Often, high risk borrowers slip between the cracks when a distressed loan is passed from the lender to the specialty servicer. Worse problems, however, come from the vertical integration present within the servicing industry.
Ocwen, for example, long had affiliate relationships with companies that managed distressed properties and with forced place insurance. Keeping a homeowner underwater means more profits for the specialty servicer.
Nationstar did the same thing under the guise of providing “wraparound servicers.”
Even without any affiliate relationships, inherent conflicts of interest also exist. Banks want to see the loan become profitable and keep expenses down. If the loan fails, they might be stuck holding the bag. Specialty servicers, however, make their money by keeping the loan in special servicing. The longer the loan is distressed, the more the servicer is paid.
Unlike banks which are highly regulated, mortgage servicers are still largely unregulated. That has created the perfect storm for distressed homeowners. Loan modifications that are improperly denied, gross overcharges for property “preservation” and forced place insurance and frustrated homeowners who can’t get anyone to answer the phone.
We know of some instances where the servicer has managed to take title to the property and get paid from Fannie or Freddie on the nonperforming loan.
Whistleblowers and the False Claims Act
Enter whistleblowers. Last year whistleblowers brought over 700 False Claims Act lawsuits, many against the financial sector.
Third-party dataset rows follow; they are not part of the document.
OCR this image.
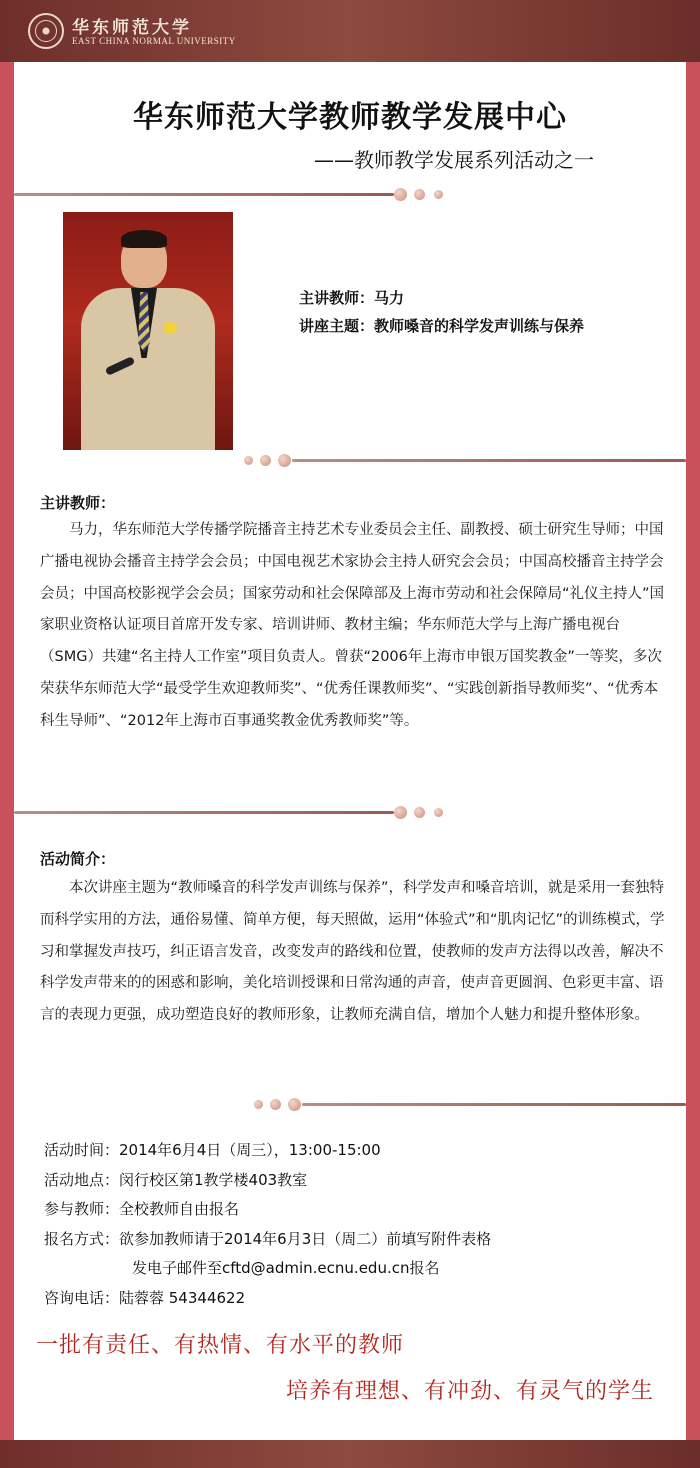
华东师范大学
EAST CHINA NORMAL UNIVERSITY
华东师范大学教师教学发展中心
——教师教学发展系列活动之一
主讲教师：马力
讲座主题：教师嗓音的科学发声训练与保养
主讲教师：

马力，华东师范大学传播学院播音主持艺术专业委员会主任、副教授、硕士研究生导师；中国广播电视协会播音主持学会会员；中国电视艺术家协会主持人研究会会员；中国高校播音主持学会会员；中国高校影视学会会员；国家劳动和社会保障部及上海市劳动和社会保障局“礼仪主持人”国家职业资格认证项目首席开发专家、培训讲师、教材主编；华东师范大学与上海广播电视台（SMG）共建“名主持人工作室”项目负责人。曾获“2006年上海市申银万国奖教金”一等奖，多次荣获华东师范大学“最受学生欢迎教师奖”、“优秀任课教师奖”、“实践创新指导教师奖”、“优秀本科生导师”、“2012年上海市百事通奖教金优秀教师奖”等。

活动简介：

本次讲座主题为“教师嗓音的科学发声训练与保养”，科学发声和嗓音培训，就是采用一套独特而科学实用的方法，通俗易懂、简单方便，每天照做，运用“体验式”和“肌肉记忆”的训练模式，学习和掌握发声技巧，纠正语言发音，改变发声的路线和位置，使教师的发声方法得以改善，解决不科学发声带来的的困惑和影响，美化培训授课和日常沟通的声音，使声音更圆润、色彩更丰富、语言的表现力更强，成功塑造良好的教师形象，让教师充满自信，增加个人魅力和提升整体形象。

活动时间：2014年6月4日（周三），13:00-15:00
活动地点：闵行校区第1教学楼403教室
参与教师：全校教师自由报名
报名方式：欲参加教师请于2014年6月3日（周二）前填写附件表格
发电子邮件至cftd@admin.ecnu.edu.cn报名
咨询电话：陆蓉蓉 54344622
一批有责任、有热情、有水平的教师
培养有理想、有冲劲、有灵气的学生
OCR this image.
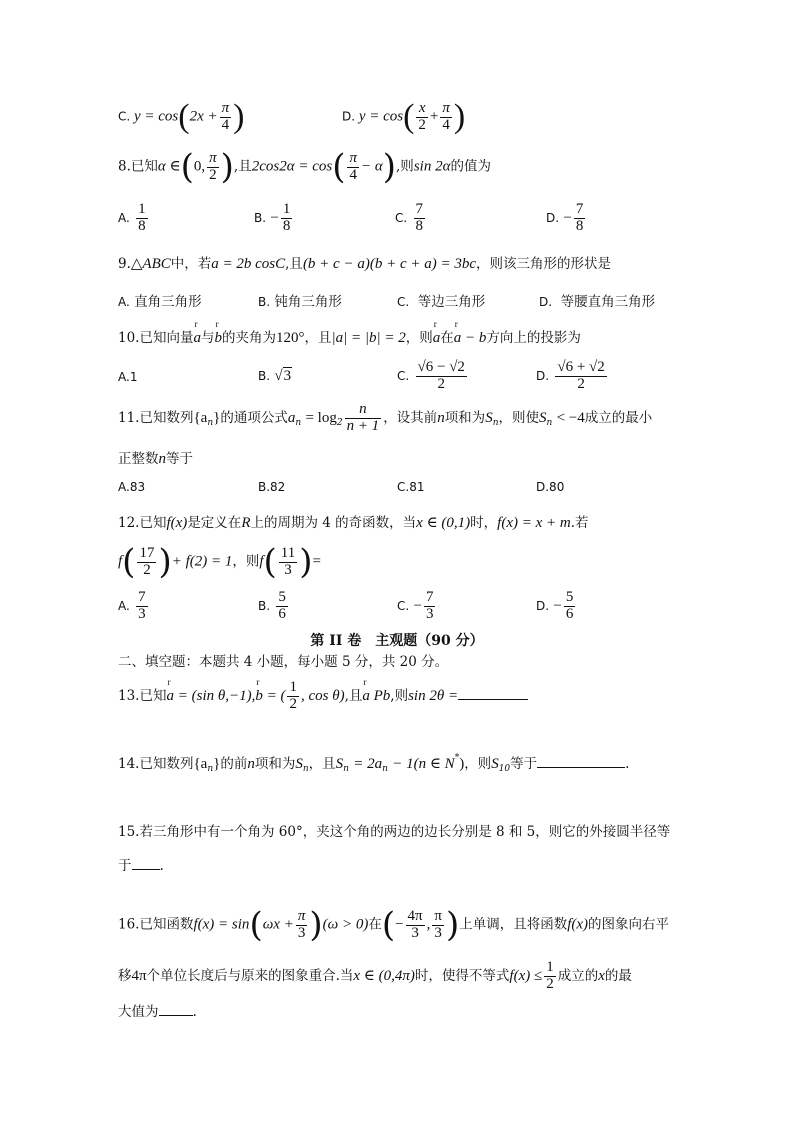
C. $y = \cos(2x + \frac{\pi}{4}$ )	D. $y = \cos( \frac{x}{2} + \frac{\pi}{4}$ )
8.已知α ∈(0, $\frac{\pi}{2}$ ),且$2\cos 2\alpha = \cos( \frac{\pi}{4} - \alpha)$,则sin 2α的值为
A. $\frac{1}{8}$	B. − $\frac{1}{8}$	C. $\frac{7}{8}$	D. − $\frac{7}{8}$
9.△ABC中，若a = 2b cosC,且(b + c − a)(b + c + a) = 3bc，则该三角形的形状是
A. 直角三角形	B. 钝角三角形	C. 等边三角形	D. 等腰直角三角形
10.已知向量r a与r b的夹角为120°，且|a| = |b| = 2，则r a在r a − b方向上的投影为
A.1	B. √3	C. $\frac{√6 - √2}{2}$	D. $\frac{√6 + √2}{2}$
11.已知数列$\{a_n\}$的通项公式$a_n = \log_2 \frac{n}{n + 1}$ ，设其前n项和为$S_n$，则使$S_n < -4$成立的最小
正整数n等于
A.83	B.82	C.81	D.80
12.已知f(x)是定义在R上的周期为 4 的奇函数，当x ∈ (0,1)时，f(x) = x + m.若
$f( \frac{17}{2}$ )+ f(2) = 1，则$f( \frac{11}{3}$ )=
A. $\frac{7}{3}$	B. $\frac{5}{6}$	C. − $\frac{7}{3}$	D. − $\frac{5}{6}$
第 II 卷　主观题（90 分）
二、填空题：本题共 4 小题，每小题 5 分，共 20 分。
13.已知r a = (sin θ,−1),r b = ( $\frac{1}{2}$ , cos θ),且r a Pb,则sin 2θ =
14.已知数列$\{a_n\}$的前n项和为$S_n$，且$S_n = 2a_n - 1(n$ ∈ N*)，则$S_{10}$等于	.
15.若三角形中有一个角为 60°，夹这个角的两边的边长分别是 8 和 5，则它的外接圆半径等
于 .
16.已知函数$f(x) = \sin(\omega x + \frac{\pi}{3} )(\omega > 0)$在(− $\frac{4\pi}{3}$ , $\frac{\pi}{3}$ )上单调，且将函数f(x)的图象向右平
移4π个单位长度后与原来的图象重合.当x ∈ (0,4π)时，使得不等式$f(x) \le \frac{1}{2}$ 成立的x的最
大值为	.
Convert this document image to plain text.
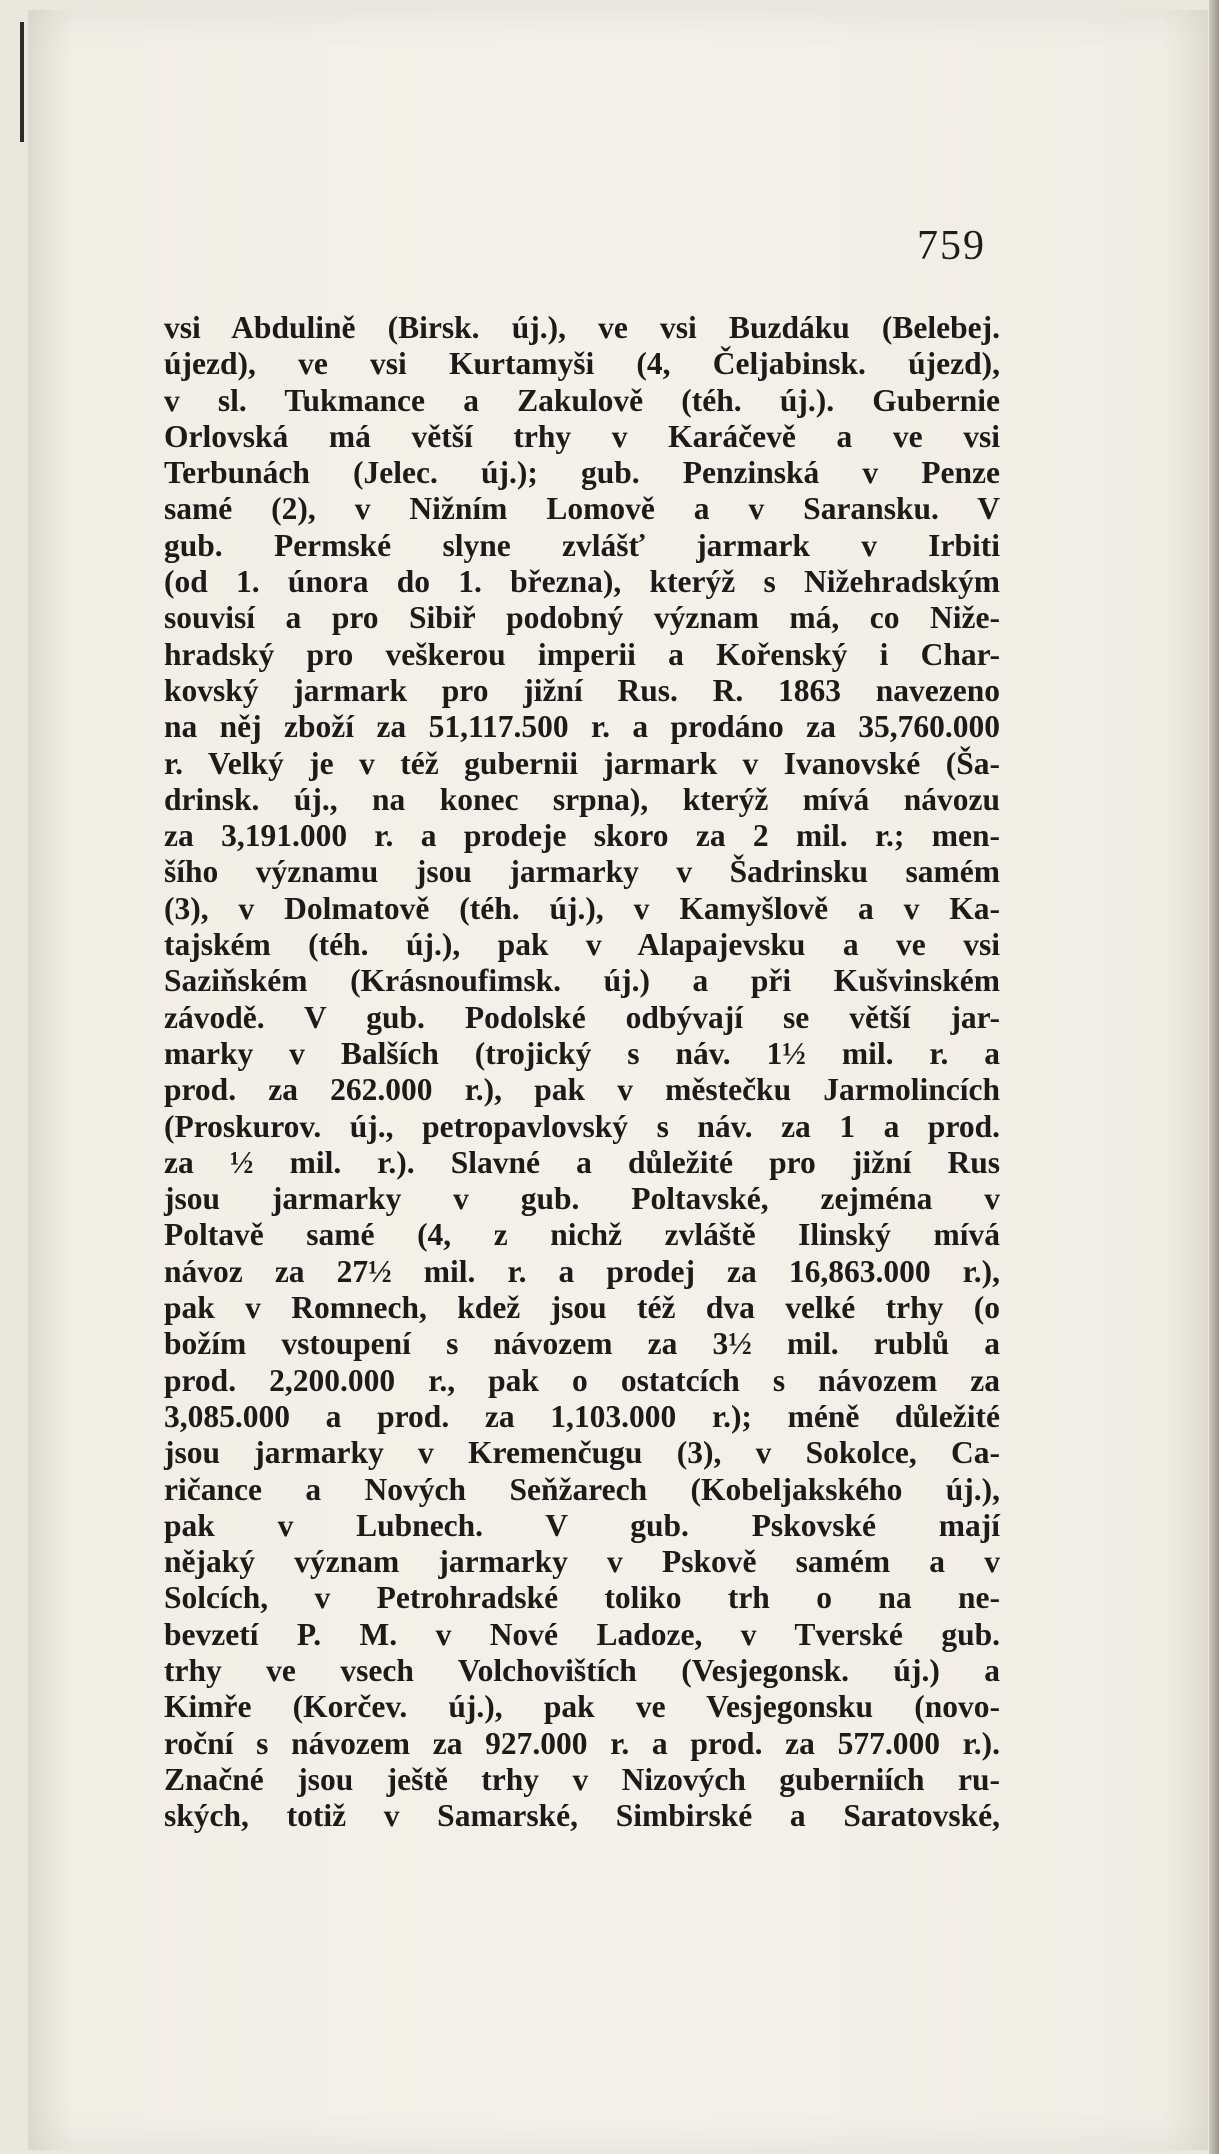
759
vsi Abdulině (Birsk. új.), ve vsi Buzdáku (Belebej.
újezd), ve vsi Kurtamyši (4, Čeljabinsk. újezd),
v sl. Tukmance a Zakulově (téh. új.). Gubernie
Orlovská má větší trhy v Karáčevě a ve vsi
Terbunách (Jelec. új.); gub. Penzinská v Penze
samé (2), v Nižním Lomově a v Saransku. V
gub. Permské slyne zvlášť jarmark v Irbiti
(od 1. února do 1. března), kterýž s Nižehradským
souvisí a pro Sibiř podobný význam má, co Niže-
hradský pro veškerou imperii a Kořenský i Char-
kovský jarmark pro jižní Rus. R. 1863 navezeno
na něj zboží za 51,117.500 r. a prodáno za 35,760.000
r. Velký je v též gubernii jarmark v Ivanovské (Ša-
drinsk. új., na konec srpna), kterýž mívá návozu
za 3,191.000 r. a prodeje skoro za 2 mil. r.; men-
šího významu jsou jarmarky v Šadrinsku samém
(3), v Dolmatově (téh. új.), v Kamyšlově a v Ka-
tajském (téh. új.), pak v Alapajevsku a ve vsi
Saziňském (Krásnoufimsk. új.) a při Kušvinském
závodě. V gub. Podolské odbývají se větší jar-
marky v Balších (trojický s náv. 1½ mil. r. a
prod. za 262.000 r.), pak v městečku Jarmolincích
(Proskurov. új., petropavlovský s náv. za 1 a prod.
za ½ mil. r.). Slavné a důležité pro jižní Rus
jsou jarmarky v gub. Poltavské, zejména v
Poltavě samé (4, z nichž zvláště Ilinský mívá
návoz za 27½ mil. r. a prodej za 16,863.000 r.),
pak v Romnech, kdež jsou též dva velké trhy (o
božím vstoupení s návozem za 3½ mil. rublů a
prod. 2,200.000 r., pak o ostatcích s návozem za
3,085.000 a prod. za 1,103.000 r.); méně důležité
jsou jarmarky v Kremenčugu (3), v Sokolce, Ca-
ričance a Nových Seňžarech (Kobeljakského új.),
pak v Lubnech. V gub. Pskovské mají
nějaký význam jarmarky v Pskově samém a v
Solcích, v Petrohradské toliko trh o na ne-
bevzetí P. M. v Nové Ladoze, v Tverské gub.
trhy ve vsech Volchovištích (Vesjegonsk. új.) a
Kimře (Korčev. új.), pak ve Vesjegonsku (novo-
roční s návozem za 927.000 r. a prod. za 577.000 r.).
Značné jsou ještě trhy v Nizových guberniích ru-
ských, totiž v Samarské, Simbirské a Saratovské,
One such suit against SunTrust collected $418 million for the government including $50 million to the federal and state governments for improper loan servicing practices.
Whistleblowers who bring claims under the False Claims Act can earn up to 30% of whatever the government collects from the wrongdoer. To qualify, one must have original knowledge or information about the fraud. Successful whistleblowers are usually insiders or former employees but not always.
Whistleblowers are also entitled to stong anti-retaliation protections under federal law.
To obtain an award, one must first file a complaint under seal in federal court. The government is then afforded an opportunity to review and intervene. If the government does not take over the case, it is often possible for the whistleblower to do privately.